How do you shed light on the gray areas of sexual consent?
The play “Actually,” by Anna Ziegler, will attempt to answer this question in a staged reading at 7:30 p.m. Oct. 10-13 in the Black Box Theatre. Dean of Students Matthew Caires, The Voice Center, RHA employees and members of MSU’s sororities and fraternities will lead a discussion after each performance.
However, nothing springs into existence fully formed. The play, which hooked MSU acting instructor Cara Wilder immediately, has evolved into its current shape only through a veritable obstacle course that Wilder terms “guerrilla theater.”
When Wilder came across the play in spring 2017, she knew it would strike a chord with the MSU campus. Her first hurdle was adding the play to the production schedule, which quickly proved impossible. Rather than give up, she decided to produce it on her own time.
Next, she had to find promising actors. Even more challenging was the fact that the script called for a black actor, a rarity in a racially homogenous town like Bozeman. With the help of the Black Student Union, Wilder found sophomore Clay King, who stepped up to the plate in conjunction with junior Lauren Eva Lane. Lighting and sound coordinator Kate Cherry and stage manager Mackenzie Williams filled out the rest of the crew.
Time waits for no one, and Wilder was no exception. She began organizing the play in early August, which meant that her cast and crew were restricted to barely two and a half months’ worth of practice. Although Lane was familiar with the script from an early reading in February, the remainder of the group started from scratch. Lane and King’s busy schedules resulted in a lot of late nights and jam-packed rehearsals.
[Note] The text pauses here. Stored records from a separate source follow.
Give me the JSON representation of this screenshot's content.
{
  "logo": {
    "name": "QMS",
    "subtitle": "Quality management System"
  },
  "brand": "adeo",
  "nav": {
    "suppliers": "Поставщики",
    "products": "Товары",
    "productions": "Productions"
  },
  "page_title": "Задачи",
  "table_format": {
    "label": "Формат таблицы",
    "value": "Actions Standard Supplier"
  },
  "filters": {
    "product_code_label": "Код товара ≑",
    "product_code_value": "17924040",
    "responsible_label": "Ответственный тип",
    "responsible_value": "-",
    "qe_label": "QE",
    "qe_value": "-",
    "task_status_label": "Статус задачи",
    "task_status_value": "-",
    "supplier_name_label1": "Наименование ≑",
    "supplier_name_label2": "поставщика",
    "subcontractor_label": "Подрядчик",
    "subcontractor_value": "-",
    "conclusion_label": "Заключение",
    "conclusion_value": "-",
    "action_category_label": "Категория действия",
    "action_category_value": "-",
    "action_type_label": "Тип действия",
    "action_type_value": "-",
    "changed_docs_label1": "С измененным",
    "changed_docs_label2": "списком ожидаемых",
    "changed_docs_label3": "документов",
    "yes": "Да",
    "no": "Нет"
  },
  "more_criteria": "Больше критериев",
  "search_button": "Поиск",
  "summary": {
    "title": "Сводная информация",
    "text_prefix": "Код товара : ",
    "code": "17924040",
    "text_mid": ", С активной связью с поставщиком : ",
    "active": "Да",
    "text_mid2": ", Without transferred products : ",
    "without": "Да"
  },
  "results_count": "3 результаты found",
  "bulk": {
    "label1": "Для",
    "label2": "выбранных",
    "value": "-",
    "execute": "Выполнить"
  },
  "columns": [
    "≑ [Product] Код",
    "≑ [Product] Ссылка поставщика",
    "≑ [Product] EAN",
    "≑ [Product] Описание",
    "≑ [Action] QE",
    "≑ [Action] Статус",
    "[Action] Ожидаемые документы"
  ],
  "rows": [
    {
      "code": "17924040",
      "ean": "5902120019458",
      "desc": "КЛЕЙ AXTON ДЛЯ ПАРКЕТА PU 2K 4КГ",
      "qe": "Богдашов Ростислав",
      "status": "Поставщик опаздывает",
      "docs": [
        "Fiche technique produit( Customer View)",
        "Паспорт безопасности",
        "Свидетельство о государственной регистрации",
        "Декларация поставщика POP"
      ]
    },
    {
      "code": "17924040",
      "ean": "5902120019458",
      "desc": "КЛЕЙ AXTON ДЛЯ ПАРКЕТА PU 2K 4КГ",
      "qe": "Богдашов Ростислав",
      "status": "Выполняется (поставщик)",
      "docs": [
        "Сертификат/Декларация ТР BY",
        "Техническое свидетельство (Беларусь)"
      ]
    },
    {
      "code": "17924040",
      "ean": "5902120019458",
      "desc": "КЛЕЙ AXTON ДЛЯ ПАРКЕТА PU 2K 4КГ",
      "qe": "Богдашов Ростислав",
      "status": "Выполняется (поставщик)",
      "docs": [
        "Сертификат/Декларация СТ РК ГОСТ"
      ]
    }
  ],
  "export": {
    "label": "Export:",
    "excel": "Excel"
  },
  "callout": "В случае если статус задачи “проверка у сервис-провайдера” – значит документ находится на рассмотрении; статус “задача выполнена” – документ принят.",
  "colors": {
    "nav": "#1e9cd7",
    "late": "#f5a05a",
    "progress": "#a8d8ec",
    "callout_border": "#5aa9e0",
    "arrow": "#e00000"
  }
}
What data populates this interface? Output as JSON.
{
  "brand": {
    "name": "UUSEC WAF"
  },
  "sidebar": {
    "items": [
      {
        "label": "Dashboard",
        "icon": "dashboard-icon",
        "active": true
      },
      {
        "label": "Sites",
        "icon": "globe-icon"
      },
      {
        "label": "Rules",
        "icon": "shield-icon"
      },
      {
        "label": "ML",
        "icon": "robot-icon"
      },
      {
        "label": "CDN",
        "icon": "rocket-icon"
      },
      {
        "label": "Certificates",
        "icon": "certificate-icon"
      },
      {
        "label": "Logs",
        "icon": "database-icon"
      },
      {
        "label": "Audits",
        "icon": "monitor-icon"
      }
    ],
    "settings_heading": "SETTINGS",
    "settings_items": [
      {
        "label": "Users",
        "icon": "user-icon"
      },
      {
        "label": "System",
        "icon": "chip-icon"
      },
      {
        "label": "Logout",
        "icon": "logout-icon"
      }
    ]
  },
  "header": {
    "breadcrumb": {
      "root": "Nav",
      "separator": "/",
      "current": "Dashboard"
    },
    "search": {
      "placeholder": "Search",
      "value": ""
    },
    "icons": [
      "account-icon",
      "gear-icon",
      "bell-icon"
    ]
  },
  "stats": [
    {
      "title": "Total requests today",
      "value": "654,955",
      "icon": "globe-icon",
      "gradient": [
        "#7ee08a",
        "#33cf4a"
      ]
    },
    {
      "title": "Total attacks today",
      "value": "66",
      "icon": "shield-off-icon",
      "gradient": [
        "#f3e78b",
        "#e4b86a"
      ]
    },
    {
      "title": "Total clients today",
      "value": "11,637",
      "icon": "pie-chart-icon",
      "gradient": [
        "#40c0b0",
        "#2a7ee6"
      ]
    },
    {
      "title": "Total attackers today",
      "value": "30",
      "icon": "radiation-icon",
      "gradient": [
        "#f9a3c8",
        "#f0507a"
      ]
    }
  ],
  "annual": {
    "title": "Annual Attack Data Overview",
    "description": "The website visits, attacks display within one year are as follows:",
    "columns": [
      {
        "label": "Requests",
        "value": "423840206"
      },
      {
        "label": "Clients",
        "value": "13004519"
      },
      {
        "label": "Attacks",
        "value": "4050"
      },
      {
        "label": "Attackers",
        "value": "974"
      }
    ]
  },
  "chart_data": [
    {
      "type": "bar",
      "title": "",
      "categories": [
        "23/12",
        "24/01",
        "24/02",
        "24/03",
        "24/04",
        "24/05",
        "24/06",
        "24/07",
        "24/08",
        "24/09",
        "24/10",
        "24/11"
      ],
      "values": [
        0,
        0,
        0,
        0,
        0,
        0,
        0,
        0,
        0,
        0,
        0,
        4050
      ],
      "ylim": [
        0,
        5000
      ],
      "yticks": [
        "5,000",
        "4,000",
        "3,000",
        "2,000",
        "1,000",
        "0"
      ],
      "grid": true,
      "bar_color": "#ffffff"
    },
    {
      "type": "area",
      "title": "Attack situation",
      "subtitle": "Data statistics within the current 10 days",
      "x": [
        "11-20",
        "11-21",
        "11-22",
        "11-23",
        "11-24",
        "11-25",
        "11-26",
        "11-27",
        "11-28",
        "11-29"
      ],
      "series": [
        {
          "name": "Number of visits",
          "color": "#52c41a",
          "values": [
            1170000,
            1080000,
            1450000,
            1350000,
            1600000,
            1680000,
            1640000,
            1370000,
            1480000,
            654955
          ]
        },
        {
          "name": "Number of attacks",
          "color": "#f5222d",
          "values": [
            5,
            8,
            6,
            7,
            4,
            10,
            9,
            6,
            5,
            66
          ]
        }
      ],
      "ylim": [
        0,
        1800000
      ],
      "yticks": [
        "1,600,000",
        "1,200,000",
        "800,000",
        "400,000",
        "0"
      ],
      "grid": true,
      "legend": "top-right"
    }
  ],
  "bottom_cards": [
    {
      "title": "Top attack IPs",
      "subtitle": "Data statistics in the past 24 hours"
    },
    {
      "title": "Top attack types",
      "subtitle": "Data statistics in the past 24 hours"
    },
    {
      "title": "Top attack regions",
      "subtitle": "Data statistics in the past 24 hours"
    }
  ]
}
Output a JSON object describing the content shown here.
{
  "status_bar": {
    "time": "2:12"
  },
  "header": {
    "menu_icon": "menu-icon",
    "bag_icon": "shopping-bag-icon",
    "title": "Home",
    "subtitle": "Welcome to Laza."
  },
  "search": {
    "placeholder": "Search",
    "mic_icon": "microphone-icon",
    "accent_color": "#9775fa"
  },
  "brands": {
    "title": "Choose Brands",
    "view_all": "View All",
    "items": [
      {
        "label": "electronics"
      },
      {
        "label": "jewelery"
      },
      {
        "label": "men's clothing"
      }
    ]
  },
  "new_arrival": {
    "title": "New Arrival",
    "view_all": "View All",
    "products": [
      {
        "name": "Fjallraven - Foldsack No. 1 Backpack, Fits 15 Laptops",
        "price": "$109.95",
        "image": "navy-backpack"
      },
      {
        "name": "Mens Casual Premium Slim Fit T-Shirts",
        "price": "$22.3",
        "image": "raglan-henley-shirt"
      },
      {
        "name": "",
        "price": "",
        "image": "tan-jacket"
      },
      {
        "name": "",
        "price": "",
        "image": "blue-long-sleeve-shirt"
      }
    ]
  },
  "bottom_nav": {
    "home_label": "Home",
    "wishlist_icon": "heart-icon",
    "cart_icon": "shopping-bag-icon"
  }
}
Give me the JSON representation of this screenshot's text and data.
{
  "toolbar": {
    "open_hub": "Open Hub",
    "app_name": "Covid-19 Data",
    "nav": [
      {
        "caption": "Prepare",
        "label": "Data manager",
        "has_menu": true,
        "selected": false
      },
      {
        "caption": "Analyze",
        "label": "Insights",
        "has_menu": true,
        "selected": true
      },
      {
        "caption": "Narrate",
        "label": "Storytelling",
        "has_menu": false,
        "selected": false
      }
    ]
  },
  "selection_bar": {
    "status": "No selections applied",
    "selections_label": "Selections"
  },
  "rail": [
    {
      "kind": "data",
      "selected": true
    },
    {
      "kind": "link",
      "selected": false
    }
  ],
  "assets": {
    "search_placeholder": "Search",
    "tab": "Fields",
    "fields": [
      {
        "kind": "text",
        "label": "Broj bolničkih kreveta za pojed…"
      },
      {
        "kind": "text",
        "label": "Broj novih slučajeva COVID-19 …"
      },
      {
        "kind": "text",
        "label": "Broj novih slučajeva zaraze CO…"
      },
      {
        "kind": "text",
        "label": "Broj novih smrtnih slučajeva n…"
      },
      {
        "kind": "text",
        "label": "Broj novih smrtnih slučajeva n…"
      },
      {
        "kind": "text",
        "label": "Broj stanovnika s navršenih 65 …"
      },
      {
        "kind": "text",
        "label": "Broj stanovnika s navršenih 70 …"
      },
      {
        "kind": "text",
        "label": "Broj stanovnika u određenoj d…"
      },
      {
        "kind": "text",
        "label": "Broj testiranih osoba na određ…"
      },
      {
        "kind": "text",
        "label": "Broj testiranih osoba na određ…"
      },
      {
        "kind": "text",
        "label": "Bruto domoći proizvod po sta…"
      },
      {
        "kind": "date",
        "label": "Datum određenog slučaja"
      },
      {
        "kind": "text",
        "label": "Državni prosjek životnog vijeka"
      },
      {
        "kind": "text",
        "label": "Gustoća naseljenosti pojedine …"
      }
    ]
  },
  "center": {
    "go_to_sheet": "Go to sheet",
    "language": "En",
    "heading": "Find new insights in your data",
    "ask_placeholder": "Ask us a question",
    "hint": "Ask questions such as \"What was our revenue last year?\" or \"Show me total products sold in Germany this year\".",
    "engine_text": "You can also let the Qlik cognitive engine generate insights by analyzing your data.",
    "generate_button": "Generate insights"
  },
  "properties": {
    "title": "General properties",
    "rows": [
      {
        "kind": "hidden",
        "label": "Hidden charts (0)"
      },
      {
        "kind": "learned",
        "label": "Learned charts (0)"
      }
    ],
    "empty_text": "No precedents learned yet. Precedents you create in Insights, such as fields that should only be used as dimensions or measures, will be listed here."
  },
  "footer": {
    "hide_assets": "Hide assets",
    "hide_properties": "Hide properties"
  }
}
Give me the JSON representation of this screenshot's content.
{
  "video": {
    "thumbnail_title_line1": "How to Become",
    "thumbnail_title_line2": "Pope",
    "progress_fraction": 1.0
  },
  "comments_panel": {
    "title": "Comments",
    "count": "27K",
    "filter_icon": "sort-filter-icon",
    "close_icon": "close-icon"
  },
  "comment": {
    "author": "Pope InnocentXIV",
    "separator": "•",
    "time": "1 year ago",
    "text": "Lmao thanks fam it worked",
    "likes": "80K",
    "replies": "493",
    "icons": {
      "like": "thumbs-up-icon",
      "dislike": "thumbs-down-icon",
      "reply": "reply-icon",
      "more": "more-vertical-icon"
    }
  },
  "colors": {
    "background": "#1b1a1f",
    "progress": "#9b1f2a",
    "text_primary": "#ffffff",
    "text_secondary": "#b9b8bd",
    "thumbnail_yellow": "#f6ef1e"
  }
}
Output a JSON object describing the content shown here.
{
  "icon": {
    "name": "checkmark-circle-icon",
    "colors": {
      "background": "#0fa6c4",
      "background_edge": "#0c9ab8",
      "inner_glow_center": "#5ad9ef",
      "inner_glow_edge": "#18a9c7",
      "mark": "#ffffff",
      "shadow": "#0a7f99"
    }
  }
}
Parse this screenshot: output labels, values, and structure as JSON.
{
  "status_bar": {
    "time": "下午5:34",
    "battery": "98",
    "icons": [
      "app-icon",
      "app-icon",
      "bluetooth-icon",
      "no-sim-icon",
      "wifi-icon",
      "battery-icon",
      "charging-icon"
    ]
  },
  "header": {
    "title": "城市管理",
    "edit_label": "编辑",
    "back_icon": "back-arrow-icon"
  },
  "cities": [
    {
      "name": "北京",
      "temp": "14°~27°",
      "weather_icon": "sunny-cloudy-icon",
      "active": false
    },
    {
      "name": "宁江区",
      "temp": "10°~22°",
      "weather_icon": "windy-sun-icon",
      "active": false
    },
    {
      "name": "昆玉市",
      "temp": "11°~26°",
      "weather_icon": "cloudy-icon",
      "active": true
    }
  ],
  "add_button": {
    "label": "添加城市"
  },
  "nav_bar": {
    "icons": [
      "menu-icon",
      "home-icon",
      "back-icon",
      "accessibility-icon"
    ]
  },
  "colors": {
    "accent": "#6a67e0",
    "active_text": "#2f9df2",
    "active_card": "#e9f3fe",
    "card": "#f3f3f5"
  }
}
Yet another complication reared its ugly head with Shakespeare in the Parks rehearsals and performances, which ran from late August through early October using the theater space. Through the support of the College of Arts and Architecture and College of Film and Photography, Wilder utilized a variety of spaces from the basement of the Black Box to Studio B in the Visual Communications Building.
The perseverance of the group in creating the show is founded on a deep belief in the importance of the play. Wilder, Lane and King all discussed their desire to open up a conversation at MSU about sexual consent and its potential for murkiness through the work. “Theater knocks down walls in communication. It’s a reflection of us that allows us to share and talk about issues with a human perspective,” Wilder said.
This honest human portrayal is shaped through deep connections between the actors and their characters, even though both Lane and King had to alter their own personalities to fit the roles. Lane is a fun-loving, self-described “chatty gal,” while her character Amber is mousy and awkward. However, Lane connects to Amber over her personal experience in sexual consent. King is a sweet, reserved man whose character Tom is a “suave playboy.” But as a black student from an entirely white town, King connects with Tom through the “thoughts that are always in the back of [his] head” concerning race, as well as their shared love of music.
When watching the performance, you forget about the scripts in the actors’ hands and the practically nonexistent set through Lane and King’s exemplary performances. Both actors bring rough, raw emotion to the surface. Lane is a powerhouse on the stage, hitting her mark every time. King, despite his inexperience, is genuine and captures his audience with piercing eye contact. It’s clear that both actors find deep meaning in their work.
It is becoming more vital each day to open up a true, deep conversation about sexual consent and the gray areas within it. Sexual assault is not new, but it is becoming more and more acknowledged. As a part of this movement, “Actually” couldn’t be more timely.